Would that it were true. Bryant is (mildly) sympathetic to
how hard it would be for any young black athlete to turn away from the millions
that come their way by setting aside politics. He's crystal clear, though, of what
that entails: repudiating the Heritage. But Bryant isn't letting anyone off the
hook. It would be comforting for white society to construct a narrative in
which black people sold out their own. Whites have been doing that for years to
absolve any responsibility for black poverty, drug-infested neighborhoods, or
the existence of gangs.
If you think The
Heritage is just another sports book, think again. Howard Bryant is also a
keen observer of American history and sociology. What happened to the Heritage
is only partly explained by greenbacks. Bryant places the decline of the
Heritage within a broader context of what happened to protest across American
society. It has been on the wane since Ronald Reagan's beat-down of labor
unions and feminism. What began in the 1980s went into hyper drive after 9/11.
Look at what happened to the Dixie Chicks in 2003, when singer Natalie Maines
expressed displeasure with George W. Bush. To dissent in a nation founded by
revolutionaries has become, paradoxically, un-American.
Bryant calls attention to the "collision" (ix)
that occurred between sports and the military—one that wrestles over the
question of "who's the patriot" (203)? If you think all the military
pageantry you see in sports venues is heartfelt and spontaneous, you are naïve;
it's as orchestrated as a symphony and as fake as a World Wrestling Federation
match. Don't be fooled by the Roger Goodells of the sports world. Every time
you see a flyover, a vet singing "God Bless America," or some tearful
reunion between veterans and their families, the U.S. Armed Forces paid for these to be staged. You read
that right; owners of pro sports teams cash Department of Defense checks funded
by your tax dollars for scripted melodrama. The military sees these things as
recruitment tools for an all-volunteer military that's having trouble filling
out its ranks. Jerry Jones' outrage isn't that of the wounded patriot; it's the
complaint of a man whose cash cow is in the slaughter line.
In many ways, Howard Bryant's book is the sports version of
what Noam Chomsky and Edward S. Herman called "manufacturing
consent." His remarks will anger sunshine patriots, but their outrage
would be better directed at the hokum, not kneeling players.
You'd better get used to the latter. Not all sports are on
board with NFL-style authoritarianism. The National Basketball League has begun
to embrace black activism—as well a sport in which 75 percent of the players
are black should.

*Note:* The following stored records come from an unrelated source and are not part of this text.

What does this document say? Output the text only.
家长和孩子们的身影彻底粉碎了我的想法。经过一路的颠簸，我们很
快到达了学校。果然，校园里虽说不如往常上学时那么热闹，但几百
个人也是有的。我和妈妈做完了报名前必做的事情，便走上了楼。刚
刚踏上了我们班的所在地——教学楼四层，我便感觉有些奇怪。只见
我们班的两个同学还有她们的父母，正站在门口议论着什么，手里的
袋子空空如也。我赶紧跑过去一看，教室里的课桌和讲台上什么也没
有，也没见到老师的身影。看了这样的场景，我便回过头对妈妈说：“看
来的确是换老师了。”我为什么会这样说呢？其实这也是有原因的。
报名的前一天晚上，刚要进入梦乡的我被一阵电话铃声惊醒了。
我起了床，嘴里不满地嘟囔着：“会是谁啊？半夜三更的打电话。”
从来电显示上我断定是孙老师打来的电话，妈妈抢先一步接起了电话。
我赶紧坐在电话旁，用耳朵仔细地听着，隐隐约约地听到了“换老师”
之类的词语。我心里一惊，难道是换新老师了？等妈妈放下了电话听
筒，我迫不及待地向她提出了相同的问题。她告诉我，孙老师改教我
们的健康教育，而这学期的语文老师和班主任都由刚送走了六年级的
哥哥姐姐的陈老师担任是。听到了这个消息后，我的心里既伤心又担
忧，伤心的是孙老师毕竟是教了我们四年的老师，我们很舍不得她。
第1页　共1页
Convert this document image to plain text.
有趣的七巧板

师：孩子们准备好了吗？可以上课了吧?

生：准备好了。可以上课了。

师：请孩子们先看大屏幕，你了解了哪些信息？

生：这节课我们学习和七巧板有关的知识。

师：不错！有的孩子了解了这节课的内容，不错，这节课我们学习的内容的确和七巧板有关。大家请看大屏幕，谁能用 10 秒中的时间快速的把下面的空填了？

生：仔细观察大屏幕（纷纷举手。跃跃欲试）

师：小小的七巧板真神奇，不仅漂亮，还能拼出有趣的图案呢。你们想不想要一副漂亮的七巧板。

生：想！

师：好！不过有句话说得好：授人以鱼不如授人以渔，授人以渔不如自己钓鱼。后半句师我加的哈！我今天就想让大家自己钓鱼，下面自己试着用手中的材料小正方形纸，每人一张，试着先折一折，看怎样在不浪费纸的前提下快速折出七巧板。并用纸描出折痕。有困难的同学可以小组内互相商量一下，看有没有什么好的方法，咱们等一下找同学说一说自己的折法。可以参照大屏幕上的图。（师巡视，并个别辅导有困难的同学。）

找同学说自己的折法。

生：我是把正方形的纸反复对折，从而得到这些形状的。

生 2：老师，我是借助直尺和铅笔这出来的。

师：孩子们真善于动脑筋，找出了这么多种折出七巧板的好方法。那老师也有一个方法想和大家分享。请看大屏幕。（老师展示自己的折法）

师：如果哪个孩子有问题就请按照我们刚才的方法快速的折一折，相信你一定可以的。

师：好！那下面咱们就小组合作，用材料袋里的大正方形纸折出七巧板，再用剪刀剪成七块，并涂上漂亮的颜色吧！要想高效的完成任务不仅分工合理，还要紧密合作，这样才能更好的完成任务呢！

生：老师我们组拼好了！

LeBron James is part of a new generation that wants to
reclaim the Heritage, and he's taking his activism to the big stage of Los
Angeles. Or did you think he went to the Lakers because he was dying to have
Lonzo Ball as a teammate?
Of the Heritage, Bryant writes, "It is a responsibility
the black player will carry until America values the black brain over the black
body, and the black people, like all others, rise through education and not
touchdowns. Then sports for black people can finally be reduced to what it
should have always been in the first place—just a game" (238).
Rob Weir
*Jackie Robinson was not the first black player in the Major Leagues. The American Association,
then a professional league on par with the National League, had black players
until 1887. It was pressured to ban them by the National League.